HAIJOGJA.COM – Taman Budaya Yogyakarta (TBY) menjadi tempat penyelenggaraan pameran seni disabilitas pertama di Yogyakarta.

Pameran yang bertajuk Suluh Sumurup Art Festival (SSAF) ini mengambil tema ‘Gegandhengan’ yang menggambarkan kebersamaan antara penyandang disabilitas dan non difabel dalam berkarya.

Pameran ini dibuka pada Kamis (14/9/2023) dan akan berlangsung hingga 22 September mendatang.
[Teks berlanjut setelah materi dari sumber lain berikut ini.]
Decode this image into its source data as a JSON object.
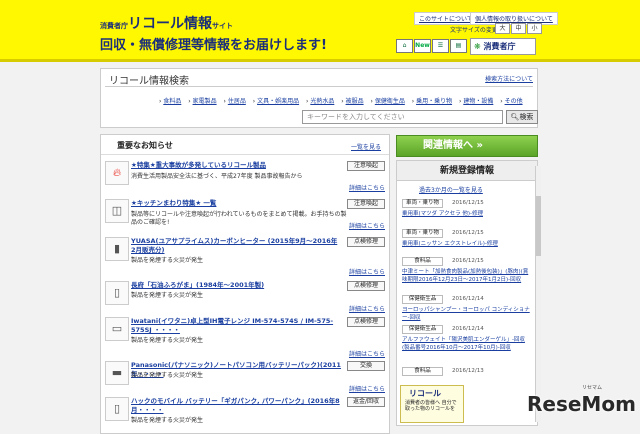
{
  "header": {
    "sub_prefix": "消費者庁",
    "sub_main": "リコール情報",
    "sub_suffix": "サイト",
    "main_title": "回収・無償修理等情報をお届けします!",
    "about_link": "このサイトについて",
    "privacy_link": "個人情報の取り扱いについて",
    "fontsize_label": "文字サイズの変更",
    "fontsize_opts": [
      "大",
      "中",
      "小"
    ],
    "icon_labels": [
      "New"
    ],
    "agency_label": "消費者庁"
  },
  "search": {
    "title": "リコール情報検索",
    "advanced_link": "検索方法について",
    "categories": [
      "食料品",
      "家電製品",
      "住居品",
      "文具・娯楽用品",
      "光熱水品",
      "被服品",
      "保健衛生品",
      "乗用・乗り物",
      "建物・設備",
      "その他"
    ],
    "placeholder": "キーワードを入力してください",
    "button": "検索"
  },
  "news": {
    "title": "重要なお知らせ",
    "list_link": "一覧を見る",
    "items": [
      {
        "title": "★特集★重大事故が多発しているリコール製品",
        "desc": "消費生活用製品安全法に基づく、平成27年度 製品事故報告から",
        "tag": "注意喚起",
        "more": "詳細はこちら"
      },
      {
        "title": "★キッチンまわり特集★ 一覧",
        "desc": "製品等にリコールや注意喚起が行われているものをまとめて掲載。お手持ちの製品のご確認を!",
        "tag": "注意喚起",
        "more": "詳細はこちら"
      },
      {
        "title": "YUASA(ユアサプライムス)カーボンヒーター (2015年9月〜2016年2月販売分)",
        "desc": "製品を発煙する火災が発生",
        "tag": "点検修理",
        "more": "詳細はこちら"
      },
      {
        "title": "長府「石油ふろがま」(1984年〜2001年製)",
        "desc": "製品を発煙する火災が発生",
        "tag": "点検修理",
        "more": "詳細はこちら"
      },
      {
        "title": "Iwatani(イワタニ)卓上型IH電子レンジ IM-574-574S / IM-575-575SJ ・・・・",
        "desc": "製品を発煙する火災が発生",
        "tag": "点検修理",
        "more": "詳細はこちら"
      },
      {
        "title": "Panasonic(パナソニック)ノートパソコン用バッテリーパック)(2011年・・・・",
        "desc": "製品を発煙する火災が発生",
        "tag": "交換",
        "more": "詳細はこちら"
      },
      {
        "title": "ハックのモバイル バッテリー「ギガパンク, パワーパンク」(2016年8月・・・・",
        "desc": "製品を発煙する火災が発生",
        "tag": "返金/回収",
        "more": ""
      }
    ]
  },
  "related": {
    "label": "関連情報へ »"
  },
  "newreg": {
    "title": "新規登録情報",
    "past_link": "過去3か月の一覧を見る",
    "items": [
      {
        "cat": "車両・乗り物",
        "date": "2016/12/15",
        "title": "乗用車(マツダ アクセラ 他)-修理"
      },
      {
        "cat": "車両・乗り物",
        "date": "2016/12/15",
        "title": "乗用車(ニッサン エクストレイル)-修理"
      },
      {
        "cat": "食料品",
        "date": "2016/12/15",
        "title": "中津ミート「加熱食肉製品(加熱後包装)」(豚肉)(賞味期限2016年12月23日〜2017年1月2日)-回収"
      },
      {
        "cat": "保健衛生品",
        "date": "2016/12/14",
        "title": "ヨーロッパシャンプー・ヨーロッパ コンディショナー-回収"
      },
      {
        "cat": "保健衛生品",
        "date": "2016/12/14",
        "title": "アルファウェイト「陽沢美肌エンダーゲル」-回収(製品番号2016年10月〜2017年10月)-回収"
      },
      {
        "cat": "食料品",
        "date": "2016/12/13",
        "title": ""
      }
    ]
  },
  "banner": {
    "title": "リコール",
    "text": "消費者の皆様へ 自分で取った物のリコールを"
  },
  "watermark": {
    "main": "ReseMom",
    "small": "リセマム"
  },
  "colors": {
    "header_bg": "#fff800",
    "accent_green": "#5aa428",
    "title_blue": "#1b2e7a"
  }
}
Ratusan karya seni rupa dua dan tiga dimensi dari puluhan seniman disabilitas dipajang di TBY.

Selain itu, ada juga karya-karya kolaboratif antara seniman disabilitas dan non difabel, serta karya-karya individu yang belum tergabung dalam komunitas seni.

Kepala TBY Purwiati mengatakan bahwa pameran ini merupakan salah satu program tahunan TBY yang bertujuan untuk memberikan ruang bagi penyandang disabilitas pelaku seni di Daerah Istimewa Yogyakarta (DIY).
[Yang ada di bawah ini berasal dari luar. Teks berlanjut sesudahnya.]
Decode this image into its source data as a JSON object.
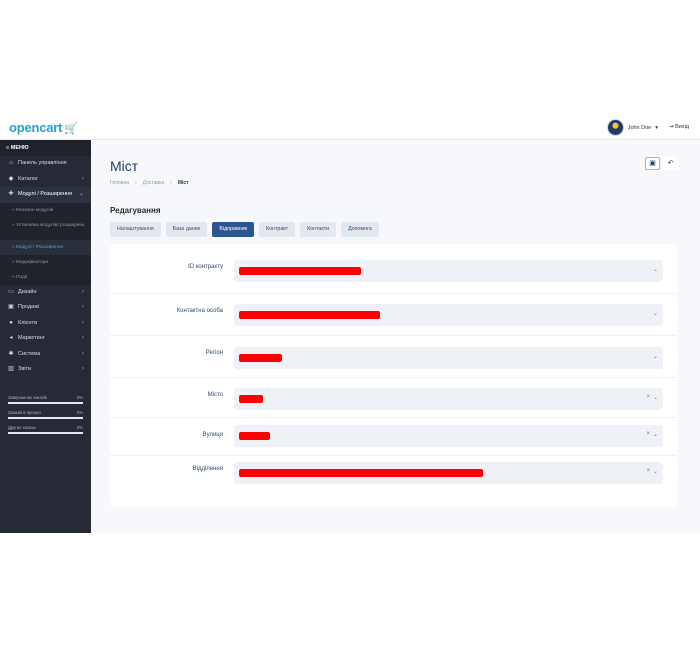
{
  "header": {
    "logo": "opencart",
    "logo_cart": "🛒",
    "user_name": "John Doe",
    "user_caret": "▾",
    "logout_label": "Вихід"
  },
  "sidebar": {
    "menu_label": "МЕНЮ",
    "items": [
      {
        "label": "Панель управління",
        "icon": "dashboard-icon",
        "glyph": "⌂"
      },
      {
        "label": "Каталог",
        "icon": "tag-icon",
        "glyph": "◆"
      },
      {
        "label": "Модулі / Розширення",
        "icon": "puzzle-icon",
        "glyph": "✚"
      },
      {
        "label": "Дизайн",
        "icon": "monitor-icon",
        "glyph": "▭"
      },
      {
        "label": "Продажі",
        "icon": "cart-icon",
        "glyph": "▣"
      },
      {
        "label": "Клієнти",
        "icon": "user-icon",
        "glyph": "●"
      },
      {
        "label": "Маркетинг",
        "icon": "share-icon",
        "glyph": "◂"
      },
      {
        "label": "Система",
        "icon": "gear-icon",
        "glyph": "✱"
      },
      {
        "label": "Звіти",
        "icon": "bar-chart-icon",
        "glyph": "▥"
      }
    ],
    "subitems": [
      "Магазин модулів",
      "Установка модулів/ розширень",
      "Модулі / Розширення",
      "Модифікатори",
      "Події"
    ],
    "stats": [
      {
        "label": "Завершених заказів",
        "value": "0%",
        "fill": 0
      },
      {
        "label": "Заказів в процесі",
        "value": "0%",
        "fill": 0
      },
      {
        "label": "Другие заказы",
        "value": "0%",
        "fill": 0
      }
    ]
  },
  "page": {
    "title": "Міст",
    "breadcrumb": [
      "Головна",
      "Доставка",
      "Міст"
    ],
    "save_glyph": "💾",
    "back_glyph": "↶",
    "section_title": "Редагування",
    "tabs": [
      "Налаштування",
      "База даних",
      "Відправник",
      "Контракт",
      "Контакти",
      "Допомога"
    ],
    "active_tab_index": 2
  },
  "form": {
    "fields": [
      {
        "label": "ID контракту",
        "control": "dropdown",
        "value_redacted": true
      },
      {
        "label": "Контактна особа",
        "control": "dropdown",
        "value_redacted": true
      },
      {
        "label": "Регіон",
        "control": "dropdown",
        "value_redacted": true
      },
      {
        "label": "Місто",
        "control": "select-clearable",
        "value_redacted": true
      },
      {
        "label": "Вулиця",
        "control": "select-clearable",
        "value_redacted": true
      },
      {
        "label": "Відділення",
        "control": "select-clearable",
        "value_redacted": true
      }
    ],
    "caret_glyph": "⌄",
    "clear_glyph": "×"
  },
  "colors": {
    "sidebar": "#252a35",
    "accent": "#2b5692",
    "title": "#1f3f66",
    "redaction": "#ff0000"
  }
}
“Ini pameran karya seniman disabilitas pertama kalinya digelar. Kami ingin mewujudkan cita-cita luhur SAAF, yaitu membangun kekuatan bersama untuk maju,” ujarnya dalam jumpa pers sebelum pembukaan pameran.

Salah satu kurator pameran, Nano Warsana, menjelaskan bahwa tema ‘Gegandhengan’ dipilih untuk mengedepankan spirit kebersamaan, kerjasama, kolaborasi, dan solidaritas antara penyandang disabilitas pelaku seni dengan masyarakat secara umum.

“Dalam bahasa Jawa, gegandhengan berarti bergandengan. Dalam konteks lebih luas, bermakna kebersamaan. Tema ini digagas sebagai upaya mengedepankan spirit kebersamaan, kerjasama, kolaborasi, dan solidaritas sesama penyandang disabilitas pelaku seni dengan masyarakat secara umum,” katanya.

Menurut Nano, ada 159 karya seni rupa yang dipamerkan di TBY. Karya-karya tersebut berasal dari delapan belas peserta perorangan dan delapan komunitas seni penyandang disabilitas.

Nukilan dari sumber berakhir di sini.